Reason may be a small force, but it is constant, and works always in one direction, while the forces of unreason destroy one another in futile strife. Therefore, every orgy of unreason in the end strengthens the friends of reason, and shows afresh that they are the only true friends of humanity.
Most of the greatest evils that man has inflicted upon man have come through people feeling quite certain about something which, in fact, was false.
In the modern world, however, love has another enemy more dangerous than religion, and that is the gospel of work and economic success. It is generally held, especially in America, that a man should not allow love to interfere with his career, and that if he does, he is silly. But in this as in all human matters a balance is necessary.
The habit of considering a man's religious, moral and political opinions before appointing him to a post or giving him a job is the modern form of persecution.
Ethics is in origin the art of recommending to others the sacrifices required for cooperation with oneself.
Not all superstitions are dark and cruel. I once received a communication from the god Osiris. He was living at that time in a suburb of Boston.
The accusation of metaphysics has become in philosophy something like the accusation of being a security risk in the public service. I do not for my part know what is meant by the word 'metaphysics'. The only definition I have found that fits all cases is: 'a philosophical opinion not held by the present author'.
One of the symptoms of an approaching nervous breakdown is the belief that one's work is terribly important.
Philosophy is no longer the pillar of fire going before a few intrepid seekers after truth: it is rather an ambulance following in the wake of the struggle for existence and picking up the weak and wounded.
You find this curious fact, that the more intense has been the religion of any period and the more profound has been the dogmatic belief, the greater has been the cruelty and the worse has been the state of affairs.
Modern methods of production have given us the possibility of ease and security for all; we have chosen, instead, to have overwork for some and starvation for the others. Hitherto we have continued to be as energetic as we were before there were machines; in this we have been foolish, but there is no reason to go on being foolish for ever.

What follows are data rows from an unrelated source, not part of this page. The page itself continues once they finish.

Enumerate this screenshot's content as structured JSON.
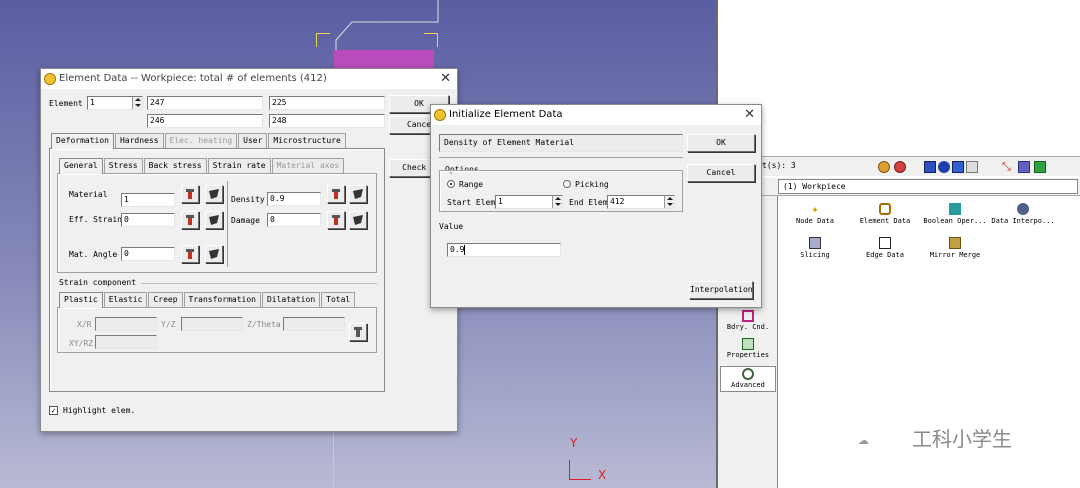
{
  "viewport": {
    "axis_y": "Y",
    "axis_x": "X"
  },
  "element_dialog": {
    "title": "Element Data -- Workpiece: total # of elements (412)",
    "element_label": "Element",
    "element_value": "1",
    "neighbors": [
      "247",
      "225",
      "246",
      "248"
    ],
    "ok_label": "OK",
    "cancel_label": "Cance",
    "check_label": "Check M",
    "main_tabs": [
      "Deformation",
      "Hardness",
      "Elec. heating",
      "User",
      "Microstructure"
    ],
    "sub_tabs": [
      "General",
      "Stress",
      "Back stress",
      "Strain rate",
      "Material axes"
    ],
    "material_label": "Material",
    "material_value": "1",
    "eff_strain_label": "Eff. Strain",
    "eff_strain_value": "0",
    "density_label": "Density",
    "density_value": "0.9",
    "damage_label": "Damage",
    "damage_value": "0",
    "mat_angle_label": "Mat. Angle",
    "mat_angle_value": "0",
    "strain_component_label": "Strain component",
    "strain_tabs": [
      "Plastic",
      "Elastic",
      "Creep",
      "Transformation",
      "Dilatation",
      "Total"
    ],
    "xr_label": "X/R",
    "yz_label": "Y/Z",
    "ztheta_label": "Z/Theta",
    "xyrz_label": "XY/RZ",
    "highlight_label": "Highlight elem."
  },
  "init_dialog": {
    "title": "Initialize Element Data",
    "field_name": "Density of Element Material",
    "ok_label": "OK",
    "cancel_label": "Cancel",
    "options_label": "Options",
    "range_label": "Range",
    "picking_label": "Picking",
    "start_elem_label": "Start Elem",
    "start_elem_value": "1",
    "end_elem_label": "End Elem",
    "end_elem_value": "412",
    "value_label": "Value",
    "value_value": "0.9",
    "interpolation_label": "Interpolation"
  },
  "right_panel": {
    "object_count": "t(s): 3",
    "object_item": "(1) Workpiece",
    "tools": [
      {
        "label": "Node Data",
        "icon": "node-data-icon"
      },
      {
        "label": "Element Data",
        "icon": "element-data-icon"
      },
      {
        "label": "Boolean Oper...",
        "icon": "boolean-icon"
      },
      {
        "label": "Data Interpo...",
        "icon": "data-interp-icon"
      },
      {
        "label": "Slicing",
        "icon": "slicing-icon"
      },
      {
        "label": "Edge Data",
        "icon": "edge-data-icon"
      },
      {
        "label": "Mirror Merge",
        "icon": "mirror-merge-icon"
      }
    ],
    "side_items": [
      "Bdry. Cnd.",
      "Properties",
      "Advanced"
    ]
  },
  "watermark": "工科小学生"
}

Work is of two kinds: first, altering the position of matter at or near the earth's surface relative to other matter; second, telling other people to do so.
We know too much and feel too little. At least, we feel too little of those creative emotions from which a good life springs.
Even if (as I myself believe) almost all Hegel's doctrines are false, he still retains an importance which is not merely historical, as the best representative of a certain kind of philosophy which, in others, is less coherent and less comprehensive.
When admitting that nothing is certain, one must also, I think, admit that some things are much more nearly certain than others.
Nature and books and (later) mathematics saved me from complete despondency.
We are accustomed to take progress for granted: to assume without hesitation that the changes which have happened during the last hundred years were unquestionably for the better, and that further changes for the better are sure to follow indefinitely.
Two people between whom there is love succeed or fail together, but when two people hate each other the success of either is the failure of the other.
Science does not aim at establishing immutable truths and eternal dogmas; its aim is to approach the truth by successive approximations, without claiming that at any stage final and complete accuracy has been achieved.
Democracy is the process by which people choose the man who'll get the blame.